Já alguns participantes do mercado estimam que, para cada saca comprada lá fora, o Brasil poderia exportar até três de café brasileiro após a formação do "blend". Essas importações poderiam elevar a qualidade dos cafés nas cafeterias do país e oferecer um volume maior de café torrado e moído nacional no mercado externo. "Se o Brasil não produzir esse café, ele será produzido por outro país", diz o dono de uma indústria.
"As importações de café são um pleito constante da Abic", diz Nathan Herszkowicz, diretor-executivo. "O que queremos é café de qualidade."
Sidney Marques de Paiva, diretor da Abic e do Café Bom Dia, diz que as indústrias nacionais também têm de ter opções para competir com as multinacionais. "Ou não deixa entrar nada ou deixa as indústrias nacionais concorrerem." Antes, as vendas de cafés importados eram um nicho de mercado. Hoje, o produto já está na prateleira dos supermercados, concorrendo com o nacional, diz Herszkowicz.

Baixa qualidade
Eduardo Carvalhaes Jr., do Escritório Carvalhaes, de Santos, concorda com Paiva e diz que o assunto é importante demais. As grandes empresas vieram sem contrapartida e essas negociações começaram sem uma regulamentação. Além disso, até agora não derrubaram as barreiras lá fora para o produto brasileiro.

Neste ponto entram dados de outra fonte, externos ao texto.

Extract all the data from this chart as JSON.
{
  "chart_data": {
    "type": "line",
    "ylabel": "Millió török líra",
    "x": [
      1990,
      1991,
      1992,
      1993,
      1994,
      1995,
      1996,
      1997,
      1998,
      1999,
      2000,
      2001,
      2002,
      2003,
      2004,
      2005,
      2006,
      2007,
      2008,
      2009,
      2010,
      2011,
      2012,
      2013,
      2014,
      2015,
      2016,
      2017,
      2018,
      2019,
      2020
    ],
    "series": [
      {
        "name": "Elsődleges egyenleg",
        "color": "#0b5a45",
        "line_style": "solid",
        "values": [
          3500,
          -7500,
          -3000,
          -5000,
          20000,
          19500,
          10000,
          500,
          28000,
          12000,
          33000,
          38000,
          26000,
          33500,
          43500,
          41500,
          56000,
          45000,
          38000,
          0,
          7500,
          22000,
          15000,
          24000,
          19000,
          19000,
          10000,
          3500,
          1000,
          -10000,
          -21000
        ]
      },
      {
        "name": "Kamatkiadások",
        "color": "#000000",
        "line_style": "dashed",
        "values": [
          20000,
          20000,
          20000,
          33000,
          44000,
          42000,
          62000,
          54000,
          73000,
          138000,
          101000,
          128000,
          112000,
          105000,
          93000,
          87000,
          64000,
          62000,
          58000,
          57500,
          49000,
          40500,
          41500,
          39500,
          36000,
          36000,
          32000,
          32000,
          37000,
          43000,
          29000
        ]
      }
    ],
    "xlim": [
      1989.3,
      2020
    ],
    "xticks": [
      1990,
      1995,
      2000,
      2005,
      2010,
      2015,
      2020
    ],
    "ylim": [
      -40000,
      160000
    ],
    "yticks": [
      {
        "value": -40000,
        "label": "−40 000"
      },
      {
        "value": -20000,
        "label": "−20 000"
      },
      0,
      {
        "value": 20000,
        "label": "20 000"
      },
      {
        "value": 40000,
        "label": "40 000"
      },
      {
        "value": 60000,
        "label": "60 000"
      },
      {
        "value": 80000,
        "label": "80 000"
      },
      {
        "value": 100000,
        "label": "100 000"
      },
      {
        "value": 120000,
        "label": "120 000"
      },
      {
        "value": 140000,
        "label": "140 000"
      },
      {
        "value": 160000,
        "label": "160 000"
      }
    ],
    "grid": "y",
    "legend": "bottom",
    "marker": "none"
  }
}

"Tenho medo de que seja aberta essa porta." Essa é a posição de João Lopes Araújo, presidente da Assocafé (Associação dos Produtores de Café da Bahia), após ouvir o norte-americano Lingle. Para Araújo, as importações pedidas até agora são de cafés especiais e de alta qualidade. "É um marketing." O problema é quando a indústria importar o PVA (preto, verde, ardido -café de baixíssima qualidade).
Os países da América Central têm dificuldades de colocar esses cafés no mercado mundial e o Brasil poderá ser o destino.
Além disso, é um risco trazer café verde ao país. Há a possibilidade da vinda de novas pragas para cá, afirma Araújo.
A indústria de solúvel quer o "drawback" (importações para reexportações), mas pretende trazer cafés africanos de baixa qualidade para concorrer com o conillon nacional, que está mais valorizado, diz ele.


O jornalista MAURO ZAFALON viajou a convite da Abic.